Of that, deposit insurance premiums accounted for 731.3 billion won, or 75.9% of the total, with 94.8 billion won for reserve requirements, 93.8 billion won for education tax, and 43.2 billion won in contributions for the Sunshine Loan program.
Statutory costs are expenses that financial companies are required to bear by law, including education tax, the expense of reserve requirements, insurance premiums under the Depositor Protection Act, and various contributions.
Savings banks set interest rates by reflecting these statutory costs in the loan spread along with operating expenses, target profit margins, and adjustment rates. Some have criticized this as passing on costs that financial institutions should bear to consumers.
In response, commercial banks revised the best practice code for loan interest rates to prohibit reflecting depositor insurance premiums and reserve requirement expenses in the spread starting in 2023, but savings banks are still reflecting these items in the spread.
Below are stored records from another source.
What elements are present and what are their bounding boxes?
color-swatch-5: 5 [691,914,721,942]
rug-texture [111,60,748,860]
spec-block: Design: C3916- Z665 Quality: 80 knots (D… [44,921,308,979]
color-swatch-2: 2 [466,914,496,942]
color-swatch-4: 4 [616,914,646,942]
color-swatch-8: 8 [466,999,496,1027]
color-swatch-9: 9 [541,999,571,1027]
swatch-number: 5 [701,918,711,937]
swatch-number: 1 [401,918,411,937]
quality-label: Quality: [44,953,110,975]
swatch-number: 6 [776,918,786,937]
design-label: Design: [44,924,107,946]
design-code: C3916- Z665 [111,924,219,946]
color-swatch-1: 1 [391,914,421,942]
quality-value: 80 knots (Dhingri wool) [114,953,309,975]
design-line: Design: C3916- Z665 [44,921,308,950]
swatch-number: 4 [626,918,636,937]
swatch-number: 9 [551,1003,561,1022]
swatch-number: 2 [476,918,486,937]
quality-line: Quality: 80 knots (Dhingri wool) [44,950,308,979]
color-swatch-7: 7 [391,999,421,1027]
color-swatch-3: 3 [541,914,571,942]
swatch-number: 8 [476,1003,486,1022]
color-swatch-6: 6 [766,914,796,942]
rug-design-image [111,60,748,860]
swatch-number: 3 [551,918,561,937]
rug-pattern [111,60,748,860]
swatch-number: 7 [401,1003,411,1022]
However, savings banks say their burden of deposit insurance premiums is greater than that of commercial banks. The current deposit insurance premium rate for savings banks is 0.4%, five times that of banks (0.08%). Since Sep. last year, the depositor protection limit was raised from 50 million won to 100 million won, raising the possibility that the deposit insurance premium rate will increase going forward.
Rep. Heo Young said, "Most savings bank customers are mid- to low-credit borrowers struggling with high interest rates, and it is unreasonable to pass on even the costs that financial institutions should bear to them," and added, "The best practice code for loan interest rates in the savings bank sector should be revised."